A new report sheds light on how criminal groups coordinate with corrupt officials to smuggle hundreds of tons of cocaine out of Peru’s principal seaport every year.

According to an investigation conducted by La Republica, criminal groups are able to smuggle drugs through Peru’s major port in the city of Callao by bribing workers and other officials. One source quoted in the report — a former drug trafficker — said the port’s security chief charges around $20,000 dollars for entry to the port, and longshoremen are paid at least $10 dollars per kilo of cocaine. 

The networks of corrupt port workers know to only load containers with cocaine once they have already passed a customs inspection, according to the drug trafficker interviewed by La Republica. If containers are selected for a second inspection, traffickers are typically notified by their customs contacts hours in advance. 

Furthermore, interdiction efforts at the port are hobbled by a lack of detection equipment like mobile scanners. Coupled with the criminal infiltration of police and customs agencies, this results in a situation in which authorities detect less than 20 percent of the cocaine that moves through Callao’s port, reported La Republica. 
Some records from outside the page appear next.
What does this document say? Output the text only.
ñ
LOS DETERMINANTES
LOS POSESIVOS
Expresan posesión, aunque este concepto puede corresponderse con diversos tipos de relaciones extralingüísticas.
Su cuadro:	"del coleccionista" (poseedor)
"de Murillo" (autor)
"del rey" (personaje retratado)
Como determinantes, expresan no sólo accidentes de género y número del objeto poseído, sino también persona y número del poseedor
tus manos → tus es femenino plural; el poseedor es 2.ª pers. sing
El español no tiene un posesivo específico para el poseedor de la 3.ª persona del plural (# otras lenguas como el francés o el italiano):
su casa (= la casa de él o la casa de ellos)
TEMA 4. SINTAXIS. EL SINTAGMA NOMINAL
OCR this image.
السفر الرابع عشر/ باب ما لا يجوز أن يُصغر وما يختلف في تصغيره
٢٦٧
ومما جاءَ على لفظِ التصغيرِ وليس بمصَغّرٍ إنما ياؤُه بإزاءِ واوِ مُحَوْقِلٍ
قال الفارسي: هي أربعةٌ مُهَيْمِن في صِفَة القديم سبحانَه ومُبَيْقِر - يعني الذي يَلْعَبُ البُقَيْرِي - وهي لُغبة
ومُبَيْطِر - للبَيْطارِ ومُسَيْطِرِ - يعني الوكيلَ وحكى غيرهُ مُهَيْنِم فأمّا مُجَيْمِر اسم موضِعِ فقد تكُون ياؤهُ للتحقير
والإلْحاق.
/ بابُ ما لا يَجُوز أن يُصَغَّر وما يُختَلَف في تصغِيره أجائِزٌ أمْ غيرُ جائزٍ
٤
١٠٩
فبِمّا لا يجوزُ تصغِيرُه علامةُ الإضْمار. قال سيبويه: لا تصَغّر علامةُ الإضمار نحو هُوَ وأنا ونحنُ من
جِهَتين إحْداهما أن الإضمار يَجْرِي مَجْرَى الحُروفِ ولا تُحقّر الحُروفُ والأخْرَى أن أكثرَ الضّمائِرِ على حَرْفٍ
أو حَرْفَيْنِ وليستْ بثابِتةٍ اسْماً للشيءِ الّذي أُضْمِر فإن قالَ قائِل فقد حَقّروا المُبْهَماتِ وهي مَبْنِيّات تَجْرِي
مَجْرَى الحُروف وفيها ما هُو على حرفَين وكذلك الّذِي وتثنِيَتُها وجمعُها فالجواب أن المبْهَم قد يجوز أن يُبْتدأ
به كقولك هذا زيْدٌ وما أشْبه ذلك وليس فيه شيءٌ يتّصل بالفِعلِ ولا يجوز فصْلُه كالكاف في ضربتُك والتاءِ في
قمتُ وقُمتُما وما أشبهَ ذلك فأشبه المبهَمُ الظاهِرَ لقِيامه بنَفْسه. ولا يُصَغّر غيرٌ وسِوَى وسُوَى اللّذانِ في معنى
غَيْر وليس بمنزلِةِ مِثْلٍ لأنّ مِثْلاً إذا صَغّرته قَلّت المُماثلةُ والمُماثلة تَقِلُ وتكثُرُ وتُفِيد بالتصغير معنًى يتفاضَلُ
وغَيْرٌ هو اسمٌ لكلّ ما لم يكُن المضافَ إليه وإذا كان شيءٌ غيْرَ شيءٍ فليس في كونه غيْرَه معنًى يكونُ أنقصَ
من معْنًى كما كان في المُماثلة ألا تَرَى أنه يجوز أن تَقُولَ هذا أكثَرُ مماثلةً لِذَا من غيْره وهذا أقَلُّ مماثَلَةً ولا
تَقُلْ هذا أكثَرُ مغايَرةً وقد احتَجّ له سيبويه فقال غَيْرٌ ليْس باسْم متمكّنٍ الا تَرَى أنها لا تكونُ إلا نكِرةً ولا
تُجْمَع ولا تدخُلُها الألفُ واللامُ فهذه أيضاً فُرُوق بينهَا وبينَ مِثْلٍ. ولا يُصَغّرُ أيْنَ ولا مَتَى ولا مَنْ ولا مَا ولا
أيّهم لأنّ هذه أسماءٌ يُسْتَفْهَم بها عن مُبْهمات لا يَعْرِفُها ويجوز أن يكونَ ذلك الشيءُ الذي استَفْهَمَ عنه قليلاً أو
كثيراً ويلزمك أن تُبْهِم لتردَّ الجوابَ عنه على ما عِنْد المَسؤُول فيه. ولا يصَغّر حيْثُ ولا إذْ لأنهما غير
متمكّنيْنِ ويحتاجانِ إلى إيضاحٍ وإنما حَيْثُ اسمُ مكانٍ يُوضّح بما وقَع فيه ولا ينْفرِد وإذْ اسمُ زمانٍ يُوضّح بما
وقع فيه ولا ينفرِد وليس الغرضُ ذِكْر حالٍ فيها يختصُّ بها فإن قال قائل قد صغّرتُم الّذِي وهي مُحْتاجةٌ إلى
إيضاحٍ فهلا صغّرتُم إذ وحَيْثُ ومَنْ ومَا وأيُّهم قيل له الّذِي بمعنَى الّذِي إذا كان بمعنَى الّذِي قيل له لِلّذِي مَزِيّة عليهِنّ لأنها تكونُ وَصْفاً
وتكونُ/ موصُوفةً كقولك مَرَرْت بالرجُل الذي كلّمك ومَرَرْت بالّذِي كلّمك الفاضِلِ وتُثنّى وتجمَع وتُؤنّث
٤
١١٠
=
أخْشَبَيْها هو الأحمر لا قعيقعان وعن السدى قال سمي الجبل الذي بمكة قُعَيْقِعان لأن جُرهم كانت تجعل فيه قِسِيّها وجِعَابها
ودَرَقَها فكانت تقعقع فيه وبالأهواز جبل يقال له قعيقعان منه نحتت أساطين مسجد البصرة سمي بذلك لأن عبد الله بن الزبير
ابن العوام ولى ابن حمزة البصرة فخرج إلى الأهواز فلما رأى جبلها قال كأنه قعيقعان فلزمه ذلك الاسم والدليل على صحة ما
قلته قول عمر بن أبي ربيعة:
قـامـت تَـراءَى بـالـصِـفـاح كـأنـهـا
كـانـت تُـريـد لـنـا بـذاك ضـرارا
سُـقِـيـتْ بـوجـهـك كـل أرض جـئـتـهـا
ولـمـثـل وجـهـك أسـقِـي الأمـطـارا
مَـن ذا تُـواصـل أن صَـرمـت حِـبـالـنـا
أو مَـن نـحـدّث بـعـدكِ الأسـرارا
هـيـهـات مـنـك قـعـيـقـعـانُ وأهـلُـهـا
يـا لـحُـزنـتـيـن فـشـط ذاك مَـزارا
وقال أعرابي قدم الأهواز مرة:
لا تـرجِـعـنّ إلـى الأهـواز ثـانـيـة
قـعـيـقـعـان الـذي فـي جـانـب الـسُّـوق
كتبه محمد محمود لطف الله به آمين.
According to the former head of Peru’s anti-drug police (Dirandro), 80 percent of the country’s cocaine leaves through Callao and, to a lesser degree, the port in the northwestern city of Paita. With an estimated 320 tons of cocaine produced in Peru every year, according to Dirandro, this would mean 256 tons are trafficked through these two seaports.

However, Ricardo Soberon, the former head of the Devida, another anti-drug agency, told La Republica that he estimated only 120 tons of cocaine were smuggled out by sea every year, with 80 tons moving through Callao.

InSight Crime Analysis

While Callao is undoubtedly a major smuggling route, it is unlikely the port sees 80 percent of the country’s cocaine traffic. In Peru’s major coca growing region, the Apurimac, Ene and Mantaro River Valleys (VRAEM), an estimated 200 to 240 tons of cocaine are transported every year using an air bridge that connects Peru to Brazil via Bolivia. One security expert told InSight Crime in 2014 that 90 percent of the cocaine produced in the VRAEM region is trafficked by air. 

SEE ALSO: Peru News and Profiles

Still, the importance of seaports in the cocaine trade should not be underestimated. In Colombia, for example, a fight between rival criminal groups has erupted over control of the Pacific port of Buenaventura, where upwards of 250 tons of cocaine are smuggled out of the country each year. In Peru, a similar dynamic is taking root: drug gangs have begun fighting for the Callao port, a battle that has so far resulted in at least 26 homicides.